Arsenal has thrilled this season with an attractive, high-intensity brand. Goals have flowed uncontrollably. Only Manchester City, Liverpool and Tottenham have fared better in the final third. However, the same can’t be said at the opposite end.
The hallmark of every great team isn’t just offense. While it’s great to nick goals aplenty, the ability not to concede is even more crucial. Ask Virgil van Dijk. The Dutchman is obsessed with clean sheets. Whether alongside Joe Gomez or Dejan Lovren, he simply doesn’t want Alisson Becker to retrieve balls from his own net.
Sir Alex Ferguson understood this theory. Jose Mourinho too. No wonder both managers thrived balancing attack and defence. Unai Emery is a student of this school of thought. On arriving North London, he reckoned a drastic shift is required for the Gunners to compete.
“With time, only technical quality and offensive freedom were taken care of while losing defensive structure,” Emery told Spanish newspaper Marca. “What I want is to combine both and become more competitive. Arsenal was in a decline. We had to stop this, and begin climbing.”
Indeed, Arsenal hasn’t quite done enough at the back. The Gunners splashed over £220 million on attackers in Arsene Wenger’s final two seasons. Mesut Ozil. Alexis Sanchez. Lucas Perez. Alexandre Lacazette. Pierre-Emerick Aubameyang. Then later turned Sanchez into Henrikh Mkhitaryan.
The defence, however, didn’t get equal attention. The most expensive rareguard since 2016/17 is Shkodran Mustafi. Bar the German, the Gunners spent a miserly £19 million.
Emery pretty much followed the same template. Sokratis Papastathopoulos and Stephan Lichtsteiner, are past their prime with a combined age of 64. They came for no penny. Emery’s failure to find a permanent solution is plaguing his team.
It’s alright to hit the target quite often. After all, in the end, goals win matches. Arsenal has only failed to break the duck in one league outing. That was the season’s opener against Manchester City. Pierre-Emerick Aubameyang’s 13 strike is unmatched in the division after the first round of matches.
The malaise, however, is they give opponents too many chances. The Gunners’ paltry three clean sheets in the league is dreadful when compared to rivals. Liverpool (12), City and Chelsea (8 each). Even Spurs have managed seven shutouts.
Arsenal’s defensive frailties are becoming all too glaring. The table shows they’ve allowed 25 goals. Only Manchester United (30) have been worst among the top seven. Liverpool is yet to surrender double digits. Spurs, City and even Maurizio Chelsea have yet to cede 20.

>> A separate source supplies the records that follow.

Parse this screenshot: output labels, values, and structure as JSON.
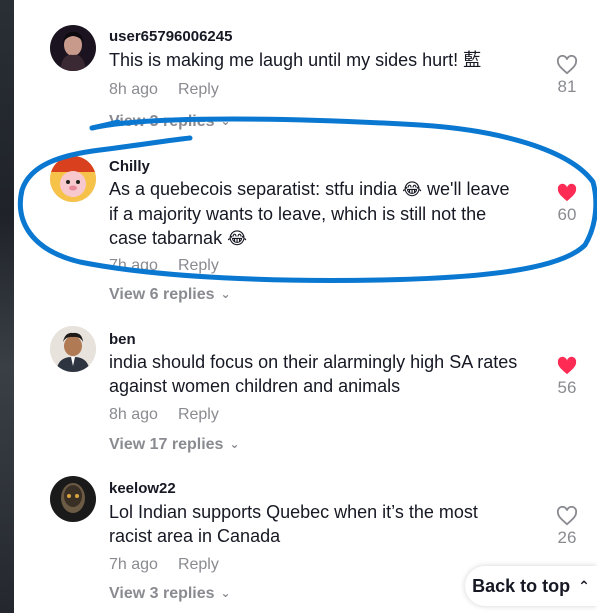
{
  "comments": [
    {
      "username": "user65796006245",
      "text": "This is making me laugh until my sides hurt! 藍",
      "time": "8h ago",
      "reply_label": "Reply",
      "view_replies": "View 3 replies",
      "likes": "81",
      "liked": false
    },
    {
      "username": "Chilly",
      "text_parts": [
        "As a quebecois separatist: stfu india ",
        "😂",
        " we'll leave",
        "if a majority wants to leave, which is still not the",
        "case tabarnak ",
        "😂"
      ],
      "time": "7h ago",
      "reply_label": "Reply",
      "view_replies": "View 6 replies",
      "likes": "60",
      "liked": true
    },
    {
      "username": "ben",
      "text_line1": "india should focus on their alarmingly high SA rates",
      "text_line2": "against women children and animals",
      "time": "8h ago",
      "reply_label": "Reply",
      "view_replies": "View 17 replies",
      "likes": "56",
      "liked": true
    },
    {
      "username": "keelow22",
      "text_line1": "Lol Indian supports Quebec when it’s the most",
      "text_line2": "racist area in Canada",
      "time": "7h ago",
      "reply_label": "Reply",
      "view_replies": "View 3 replies",
      "likes": "26",
      "liked": false
    }
  ],
  "back_to_top": "Back to top",
  "colors": {
    "liked_heart": "#fe2c55",
    "muted_text": "#8a8b91",
    "annotation": "#0a78d1"
  }
}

The 1-1 draw at Brighton was another example of how Arsenal are still getting picked off far too easily at the back. Brighton’s equalising goal resulted from a simple long ball, poorly judged by Lichtsteiner, and for all Arsenal’s attacking flourish this season, it remains alarming how one or two simple passes are often enough to undo them.
Southampton discovered that before Christmas, as did Tottenham in the Carabao Cup, and most worryingly of all Liverpool, the Premier League’s most dangerous direct attacking side, are up next.
While Emery may argue injury hasn’t been fair, none will remember if he ultimately disappoints come May.